Espagne

Régression à l’oeuvre

L’école publique se rebelle contre l’austérité

Des classes surchargées, des centaines de milliers d’enfants privés d’aide pour leurs livres ou pour le déjeuner, des frais universitaires qui augmentent: la cure d’austérité en Espagne provoque la colère des familles et des étudiants déjà étranglés par la crise et le chômage.

« Sans éducation, il n’y a aucun avenir », proclamait mercredi une pancarte brandie par des manifestants à Madrid, répondant à l’appel du Syndicat des étudiants, qui ont organisé des défilés dans des dizaines de villes du pays dans le cadre d’une grève de trois jours.

Entre 70% et 85% des élèves du secondaire ont suivi ce mouvement qui « a vidé les lycées » et doit culminer jeudi soir par une grande manifestation de parents et professeurs, ont affirmé les organisateurs.

« Si nous avons tant lutté pour obtenir une éducation publique de qualité, ce n’est pas pour qu’ils la démantèlent », affirme Leonor Andres, une mère de famille de 50 ans.

Avec sa fille de 14 ans dans le secondaire et son fils de 20 ans en école d’ingénieur, elle est directement touchée.
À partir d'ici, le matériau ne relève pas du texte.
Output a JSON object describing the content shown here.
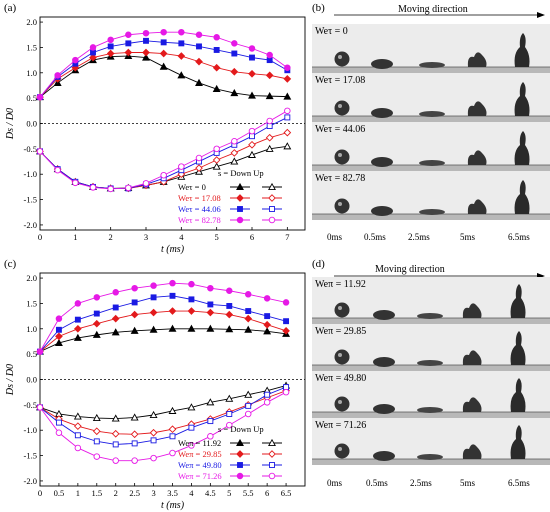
{
  "figure": {
    "panels": {
      "a": "(a)",
      "b": "(b)",
      "c": "(c)",
      "d": "(d)"
    },
    "moving_direction": "Moving direction",
    "times": [
      "0ms",
      "0.5ms",
      "2.5ms",
      "5ms",
      "6.5ms"
    ]
  },
  "photo_b": {
    "labels": [
      "Weτ = 0",
      "Weτ = 17.08",
      "Weτ = 44.06",
      "Weτ = 82.78"
    ]
  },
  "photo_d": {
    "labels": [
      "Weπ = 11.92",
      "Weπ = 29.85",
      "Weπ = 49.80",
      "Weπ = 71.26"
    ]
  },
  "chart_data": [
    {
      "id": "a",
      "type": "line",
      "xlabel": "t (ms)",
      "ylabel": "Ds / D0",
      "xlim": [
        0,
        7.5
      ],
      "ylim": [
        -2.1,
        2.1
      ],
      "xticks": [
        0,
        1,
        2,
        3,
        4,
        5,
        6,
        7
      ],
      "yticks": [
        -2.0,
        -1.5,
        -1.0,
        -0.5,
        0.0,
        0.5,
        1.0,
        1.5,
        2.0
      ],
      "legend": {
        "header": "s = Down  Up",
        "position": "bottom-right"
      },
      "x": [
        0,
        0.5,
        1,
        1.5,
        2,
        2.5,
        3,
        3.5,
        4,
        4.5,
        5,
        5.5,
        6,
        6.5,
        7
      ],
      "series": [
        {
          "name": "Weτ = 0",
          "color": "#000000",
          "down": [
            0.52,
            0.8,
            1.05,
            1.25,
            1.32,
            1.33,
            1.3,
            1.12,
            0.95,
            0.8,
            0.68,
            0.6,
            0.55,
            0.54,
            0.53
          ],
          "up": [
            -0.55,
            -0.9,
            -1.15,
            -1.25,
            -1.28,
            -1.27,
            -1.22,
            -1.15,
            -1.05,
            -0.95,
            -0.85,
            -0.75,
            -0.62,
            -0.5,
            -0.45
          ]
        },
        {
          "name": "Weτ = 17.08",
          "color": "#e31a1c",
          "down": [
            0.52,
            0.88,
            1.1,
            1.3,
            1.38,
            1.4,
            1.4,
            1.38,
            1.33,
            1.22,
            1.1,
            1.02,
            0.98,
            0.95,
            0.88
          ],
          "up": [
            -0.55,
            -0.9,
            -1.15,
            -1.25,
            -1.28,
            -1.28,
            -1.22,
            -1.15,
            -1.0,
            -0.88,
            -0.72,
            -0.58,
            -0.42,
            -0.28,
            -0.18
          ]
        },
        {
          "name": "Weτ = 44.06",
          "color": "#1a1ae3",
          "down": [
            0.52,
            0.92,
            1.18,
            1.4,
            1.52,
            1.58,
            1.63,
            1.6,
            1.58,
            1.52,
            1.45,
            1.38,
            1.3,
            1.25,
            1.05
          ],
          "up": [
            -0.55,
            -0.9,
            -1.15,
            -1.25,
            -1.28,
            -1.28,
            -1.2,
            -1.08,
            -0.92,
            -0.75,
            -0.58,
            -0.42,
            -0.25,
            -0.05,
            0.12
          ]
        },
        {
          "name": "Weτ = 82.78",
          "color": "#e619e6",
          "down": [
            0.52,
            0.95,
            1.25,
            1.5,
            1.65,
            1.75,
            1.78,
            1.8,
            1.8,
            1.75,
            1.7,
            1.58,
            1.48,
            1.35,
            1.1
          ],
          "up": [
            -0.55,
            -0.92,
            -1.17,
            -1.26,
            -1.29,
            -1.27,
            -1.18,
            -1.02,
            -0.85,
            -0.68,
            -0.5,
            -0.35,
            -0.15,
            0.05,
            0.25
          ]
        }
      ]
    },
    {
      "id": "c",
      "type": "line",
      "xlabel": "t (ms)",
      "ylabel": "Ds / D0",
      "xlim": [
        0,
        7.0
      ],
      "ylim": [
        -2.1,
        2.1
      ],
      "xticks": [
        0,
        0.5,
        1,
        1.5,
        2,
        2.5,
        3,
        3.5,
        4,
        4.5,
        5,
        5.5,
        6,
        6.5
      ],
      "yticks": [
        -2.0,
        -1.5,
        -1.0,
        -0.5,
        0.0,
        0.5,
        1.0,
        1.5,
        2.0
      ],
      "legend": {
        "header": "s = Down  Up",
        "position": "bottom-right"
      },
      "x": [
        0,
        0.5,
        1,
        1.5,
        2,
        2.5,
        3,
        3.5,
        4,
        4.5,
        5,
        5.5,
        6,
        6.5
      ],
      "series": [
        {
          "name": "Weπ = 11.92",
          "color": "#000000",
          "down": [
            0.55,
            0.72,
            0.82,
            0.88,
            0.93,
            0.96,
            0.98,
            1.0,
            1.0,
            1.0,
            0.99,
            0.98,
            0.95,
            0.9
          ],
          "up": [
            -0.55,
            -0.68,
            -0.73,
            -0.76,
            -0.77,
            -0.75,
            -0.7,
            -0.62,
            -0.55,
            -0.45,
            -0.38,
            -0.3,
            -0.22,
            -0.12
          ]
        },
        {
          "name": "Weπ = 29.85",
          "color": "#e31a1c",
          "down": [
            0.55,
            0.85,
            1.0,
            1.1,
            1.2,
            1.28,
            1.32,
            1.35,
            1.35,
            1.32,
            1.28,
            1.2,
            1.08,
            0.96
          ],
          "up": [
            -0.55,
            -0.78,
            -0.92,
            -1.02,
            -1.07,
            -1.08,
            -1.05,
            -0.98,
            -0.88,
            -0.78,
            -0.64,
            -0.5,
            -0.36,
            -0.22
          ]
        },
        {
          "name": "Weπ = 49.80",
          "color": "#1a1ae3",
          "down": [
            0.55,
            0.98,
            1.18,
            1.3,
            1.42,
            1.52,
            1.62,
            1.65,
            1.58,
            1.48,
            1.45,
            1.35,
            1.25,
            1.15
          ],
          "up": [
            -0.55,
            -0.85,
            -1.1,
            -1.22,
            -1.28,
            -1.26,
            -1.2,
            -1.12,
            -0.95,
            -0.82,
            -0.68,
            -0.52,
            -0.3,
            -0.15
          ]
        },
        {
          "name": "Weπ = 71.26",
          "color": "#e619e6",
          "down": [
            0.55,
            1.2,
            1.5,
            1.62,
            1.72,
            1.8,
            1.85,
            1.9,
            1.88,
            1.8,
            1.75,
            1.68,
            1.6,
            1.52
          ],
          "up": [
            -0.55,
            -1.05,
            -1.35,
            -1.52,
            -1.6,
            -1.6,
            -1.55,
            -1.45,
            -1.3,
            -1.12,
            -0.9,
            -0.68,
            -0.45,
            -0.25
          ]
        }
      ]
    }
  ]
}
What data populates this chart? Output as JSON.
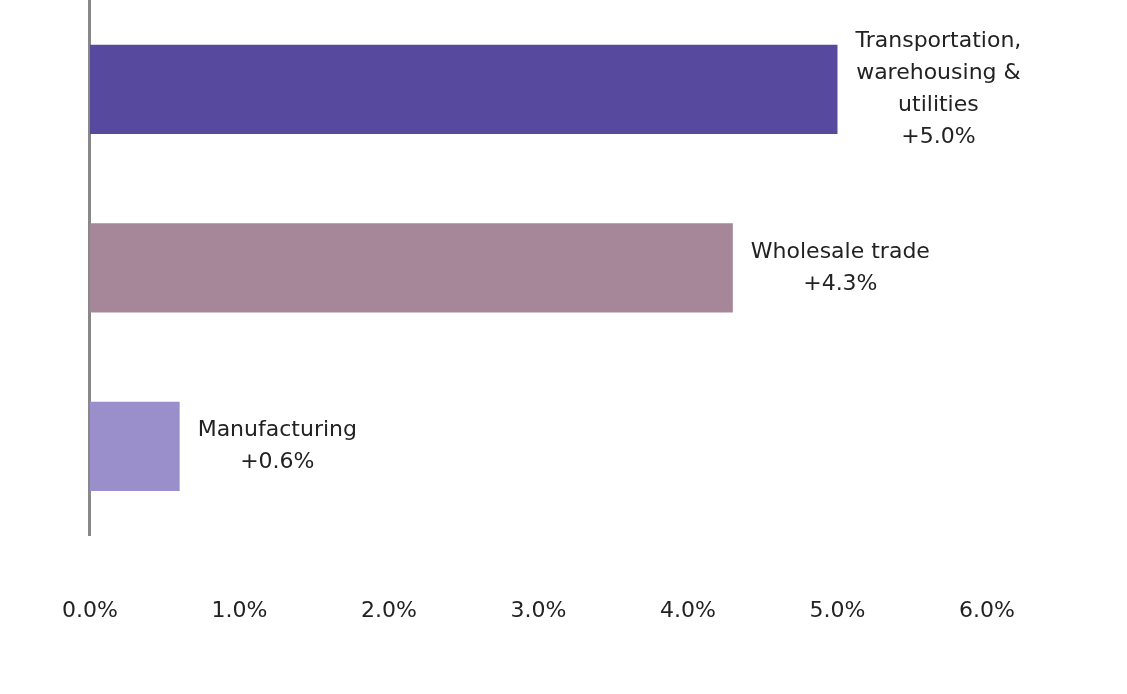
{
  "chart_data": {
    "type": "bar",
    "orientation": "horizontal",
    "categories": [
      "Transportation, warehousing & utilities",
      "Wholesale trade",
      "Manufacturing"
    ],
    "values": [
      5.0,
      4.3,
      0.6
    ],
    "colors": [
      "#574a9e",
      "#a68799",
      "#9a8fcb"
    ],
    "value_labels": [
      "+5.0%",
      "+4.3%",
      "+0.6%"
    ],
    "xlim": [
      0,
      6
    ],
    "xticks": [
      {
        "value": 0,
        "label": "0.0%"
      },
      {
        "value": 1,
        "label": "1.0%"
      },
      {
        "value": 2,
        "label": "2.0%"
      },
      {
        "value": 3,
        "label": "3.0%"
      },
      {
        "value": 4,
        "label": "4.0%"
      },
      {
        "value": 5,
        "label": "5.0%"
      },
      {
        "value": 6,
        "label": "6.0%"
      }
    ],
    "grid": false,
    "legend": false,
    "tick_labels": "x"
  }
}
« Cette année, l’université m’a coûté le double: l’an passé j’ai payé 1.200 euros, cette année 2.400″, témoigne-t-elle. « Et il y a en plus la hausse de la TVA, qui se ressent partout, dans la nourriture, dans le transport ».

Le gouvernement, engagé dans une lutte pour réduire le déficit du pays, a augmenté le 1er septembre la TVA générale de 18% à 21%, et certains produits, comme le matériel scolaire, sont passés d’un taux réduit de 4% au taux général.

Une mesure injuste qui pèse surtout sur les plus modestes, souligne Ana Medina, mère de deux adolescents de 13 et 15 ans, dénonçant le fossé grandissant entre riches et pauvres dans un pays où le chômage touche un quart de la population active et plus de la moitié des moins de 25 ans.

« Beaucoup de familles se sont vu supprimer les bourses, tant pour les livres que pour le déjeuner », ajoute-t-elle.

Selon le ministère de l’Education, 344.260 élèves vont bénéficier de ces aides pour cette année scolaire contre 923.895 l’an passé, soit plus de 500.000 enfants touchés.

Face à ces suppressions, de plus en plus de familles ont opté pour le « panier repas » de midi, ne pouvant plus s’offir la cantine, mais certaines régions comme Madrid ou la Catalogne ont proposé de faire payer les familles pour l’utilisation des locaux, dénoncent les associations de parents d’élèves.

D’autres régions, comme Valence, ont limité le service de transport scolaire aux élèves du primaire.

« Tout ça me paraît honteux », s’enflamme Ana Medina, dénonçant aussi la réduction du nombre d’enseignants dans les écoles publiques.

Un mois après le début des cours, « mes enfants n’ont pas de professeurs dans certaines matières », s’indigne-t-elle.

Les coupes dans l’Education ont atteint plus d’un milliard d’euros en 2012, en comparaison avec 2011, et durant l’année scolaire 2011-2012, il y a eu 3.000 professeurs en moins sur 494.000 enseignants, selon le ministère.

Résultat: les classes gonflent et il devient impossible de réaliser les travaux pratiques, comme les expériences en laboratoire, déplore Leonor Andres, convaincue que, contrairement à ce que dit le gouvernement, la qualité de l’enseignement s’en ressent.

Au-delà des effectifs, les étudiants fustigent aussi la hausse des droits d’inscription et le durcissement des critères d’obtention des bourses, obligeant certains à abandonner leurs études.

Laura Ruiz, une étudiante en journalisme, est de ceux-là: « Les droits sont montés en flèche, l’année dernière l’inscription coûtait 700 euros et cette année 1.300″.

Elle redoute la suppression de sa bourse cette année. « Si je ne l’ai pas, je ne peux pas continuer mes études », dit-elle, car sa mère et son frère sont au chômage et l’aide scolaire pour son petit frère a été réduite de moitié, de 600 à 300 euros.